Coffee sold at major coffee franchises doesn't necessarily taste any better than that of small independent coffee shops or coffee sold in bulk, a study shows.

A research team in the Department of Food Science at Gyeongsang National University in South Gyeongsang Province analyzed the taste and aroma characteristics of 10 coffee samples, using devices including an electronic tongue and an electronic nose. The electronic tongue examined the sourness, umami (referring to savory flavor or scent), bitterness, saltiness and sweetness, while the electronic nose analyzed the volatile compounds present.

The 10 samples of black coffee came from three large franchise coffee shops and four non-franchise shops, as well as three other shops that supply coffee in bulk. The research team did not disclose the names of the brands studied.

While the saltiness sensor of the electronic tongue evaluated as high the coffee from the franchise shops, the other four sensors gave higher points to the coffee from the small, independent shops. The electronic nose also detected more volatile compounds that constitute aroma in the coffee from the small, independent shops.

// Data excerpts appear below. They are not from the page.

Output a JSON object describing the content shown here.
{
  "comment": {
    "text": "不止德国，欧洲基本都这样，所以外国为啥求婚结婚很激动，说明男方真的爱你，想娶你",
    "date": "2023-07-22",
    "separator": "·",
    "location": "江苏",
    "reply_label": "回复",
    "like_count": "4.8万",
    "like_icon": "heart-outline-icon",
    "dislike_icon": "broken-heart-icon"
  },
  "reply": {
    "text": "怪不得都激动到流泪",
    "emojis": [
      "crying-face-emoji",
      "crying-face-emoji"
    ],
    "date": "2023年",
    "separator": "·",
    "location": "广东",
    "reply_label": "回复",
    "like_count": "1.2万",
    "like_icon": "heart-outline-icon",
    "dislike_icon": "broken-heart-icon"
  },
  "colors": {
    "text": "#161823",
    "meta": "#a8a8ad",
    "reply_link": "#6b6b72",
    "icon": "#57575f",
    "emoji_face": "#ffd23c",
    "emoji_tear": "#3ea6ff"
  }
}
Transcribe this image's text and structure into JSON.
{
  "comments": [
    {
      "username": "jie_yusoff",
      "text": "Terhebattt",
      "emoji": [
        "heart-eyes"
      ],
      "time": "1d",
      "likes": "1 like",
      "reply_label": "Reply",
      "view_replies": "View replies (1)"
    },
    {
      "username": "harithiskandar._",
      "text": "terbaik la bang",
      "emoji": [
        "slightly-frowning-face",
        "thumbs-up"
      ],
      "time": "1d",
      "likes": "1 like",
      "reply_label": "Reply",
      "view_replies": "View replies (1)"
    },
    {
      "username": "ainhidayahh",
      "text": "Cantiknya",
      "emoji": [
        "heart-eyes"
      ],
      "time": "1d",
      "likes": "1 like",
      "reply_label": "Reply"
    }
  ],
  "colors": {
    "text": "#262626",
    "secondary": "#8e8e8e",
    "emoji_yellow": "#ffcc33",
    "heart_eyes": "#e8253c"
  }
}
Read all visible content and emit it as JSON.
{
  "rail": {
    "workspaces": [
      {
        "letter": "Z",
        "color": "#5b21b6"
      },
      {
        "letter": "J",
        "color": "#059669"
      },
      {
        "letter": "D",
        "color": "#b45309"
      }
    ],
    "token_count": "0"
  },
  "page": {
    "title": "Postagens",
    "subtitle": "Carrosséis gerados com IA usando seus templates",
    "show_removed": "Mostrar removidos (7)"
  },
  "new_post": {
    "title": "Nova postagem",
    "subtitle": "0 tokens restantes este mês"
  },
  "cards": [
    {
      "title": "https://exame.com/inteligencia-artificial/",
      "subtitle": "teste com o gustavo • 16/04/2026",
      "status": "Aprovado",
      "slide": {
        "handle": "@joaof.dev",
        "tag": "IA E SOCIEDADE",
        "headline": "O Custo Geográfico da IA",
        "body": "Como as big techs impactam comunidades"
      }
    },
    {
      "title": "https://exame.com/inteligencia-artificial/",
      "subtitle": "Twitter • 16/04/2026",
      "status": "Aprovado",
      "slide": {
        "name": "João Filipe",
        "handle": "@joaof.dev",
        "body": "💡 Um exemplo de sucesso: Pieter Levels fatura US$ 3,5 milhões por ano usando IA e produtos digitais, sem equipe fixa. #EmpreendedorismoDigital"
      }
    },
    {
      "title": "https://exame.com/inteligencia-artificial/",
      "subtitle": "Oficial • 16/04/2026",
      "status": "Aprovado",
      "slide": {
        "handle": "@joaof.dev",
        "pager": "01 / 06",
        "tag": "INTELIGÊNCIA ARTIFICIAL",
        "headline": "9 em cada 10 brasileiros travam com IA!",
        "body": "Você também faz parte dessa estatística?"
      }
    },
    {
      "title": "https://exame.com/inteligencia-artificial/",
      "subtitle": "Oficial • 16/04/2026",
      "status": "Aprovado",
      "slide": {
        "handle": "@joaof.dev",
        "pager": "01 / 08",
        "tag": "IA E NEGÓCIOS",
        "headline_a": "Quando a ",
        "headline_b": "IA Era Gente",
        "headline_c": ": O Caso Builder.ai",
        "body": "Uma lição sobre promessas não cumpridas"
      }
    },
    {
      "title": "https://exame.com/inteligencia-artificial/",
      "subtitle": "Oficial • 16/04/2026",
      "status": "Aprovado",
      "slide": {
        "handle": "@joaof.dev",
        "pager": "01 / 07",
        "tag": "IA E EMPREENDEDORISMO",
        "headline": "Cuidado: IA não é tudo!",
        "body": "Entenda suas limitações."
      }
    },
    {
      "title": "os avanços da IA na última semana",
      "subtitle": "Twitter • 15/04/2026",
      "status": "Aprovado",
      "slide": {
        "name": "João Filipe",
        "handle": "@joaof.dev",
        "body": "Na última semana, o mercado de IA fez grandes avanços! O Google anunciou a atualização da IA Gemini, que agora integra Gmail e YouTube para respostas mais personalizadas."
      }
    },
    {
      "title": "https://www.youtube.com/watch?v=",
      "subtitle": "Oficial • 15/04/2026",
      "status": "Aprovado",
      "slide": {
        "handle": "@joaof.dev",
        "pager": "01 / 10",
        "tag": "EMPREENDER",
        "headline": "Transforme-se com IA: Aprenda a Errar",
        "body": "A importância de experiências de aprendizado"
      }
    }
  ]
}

"The coffee from franchise shops, which many Korean consumers prefer, isn't particularly better in terms of taste or aroma compared to the coffee from non-franchise shops or bulk coffee stores. Consumers' preferences for franchise coffee thus seems to be influenced more by brand image and brand preference, rather than by taste or aroma," said Professor Shin Eui-cheol who led the research.

There have been repeated blind coffee tastings both in Korea and overseas, which revealed that highly priced coffee doesn't necessarily guarantee a better taste.

According to a 2019 survey of 1,031 consumers by the Korea Consumer Agency, Korean consumers put top priority on the accessibility of the coffee shop, with 49 percent saying that easy access is the reason they choose a certain coffee shop. Those who prioritized taste stood at 24.7 percent, while 8.2 percent said that they chose a certain shop because they liked the atmosphere there.

When asked how much they think is an appropriate price for a one cup of black coffee, the average stood at 3,055 won ($2.61).

Korea was the world's sixth largest coffee importer as of 2018, with each Korean adult consuming on average 353 cups of coffee a year.

The study was published by the Journal of the Korean Society of Food Science and Nutrition and introduced by the Korea Food Forum.